All five instances the Hong Kong Monetary Authority has recently bought the local currency to keep it from falling below the weak end of its trading band have been around 5 a.m. to 6 a.m. local time.

A lack of market liquidity -- blamed for extreme moves seen in recent years in the yen, pound, euro and Swiss franc -- is the issue here too. After New York traders have gone home and before Asia is fully open, it’s easier for large sell orders to push the HKMA into action, said Alan Yip, a senior foreign-exchange strategist at Bank of East Asia Ltd.

This was the case again Thursday, when Hong Kong’s de facto central bank bought HK$3.54 billion ($451 million) of local currency just after 5 a.m. local time.

The Hong Kong dollar has fallen to the weak end of the trading band at HK$7.85 repeatedly this month as its wide interest-rate discount to the U.S. dollar makes it profitable to short the city’s currency.
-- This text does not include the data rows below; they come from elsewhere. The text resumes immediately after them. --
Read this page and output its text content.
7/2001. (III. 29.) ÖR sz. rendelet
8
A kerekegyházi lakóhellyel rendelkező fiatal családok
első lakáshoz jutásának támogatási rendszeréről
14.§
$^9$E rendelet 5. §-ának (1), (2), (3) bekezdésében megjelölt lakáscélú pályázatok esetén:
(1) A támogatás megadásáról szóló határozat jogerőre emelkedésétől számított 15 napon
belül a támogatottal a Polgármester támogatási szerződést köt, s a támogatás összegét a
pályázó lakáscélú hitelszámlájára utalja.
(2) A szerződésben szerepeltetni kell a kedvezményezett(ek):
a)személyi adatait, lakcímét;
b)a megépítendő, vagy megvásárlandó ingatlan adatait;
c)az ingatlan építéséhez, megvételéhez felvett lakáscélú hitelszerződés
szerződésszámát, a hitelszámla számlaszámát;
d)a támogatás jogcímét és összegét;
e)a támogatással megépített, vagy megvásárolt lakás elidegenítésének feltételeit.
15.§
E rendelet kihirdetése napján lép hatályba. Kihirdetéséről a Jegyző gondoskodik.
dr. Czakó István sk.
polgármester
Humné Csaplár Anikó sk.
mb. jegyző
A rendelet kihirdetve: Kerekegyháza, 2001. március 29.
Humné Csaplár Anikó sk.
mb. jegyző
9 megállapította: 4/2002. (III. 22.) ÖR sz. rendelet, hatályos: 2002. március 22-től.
That has prompted the HKMA to spend $1.5 billion to defend the exchange-rate peg to the greenback over the past two weeks, driving up the local currency’s interbank borrowing costs.

While investors during U.S. hours are mostly interested in shorting the Hong Kong dollar, local banks sometimes buy it during the Asian workday for use in the city, said Ryan Lam, head of research at Shanghai Commercial Bank Ltd. That tendency can help cap the Hong Kong dollar weakness that prompts intervention.

The city’s currency rose 0.01 percent to HK$7.8492 as of 8:35 a.m. local time Thursday.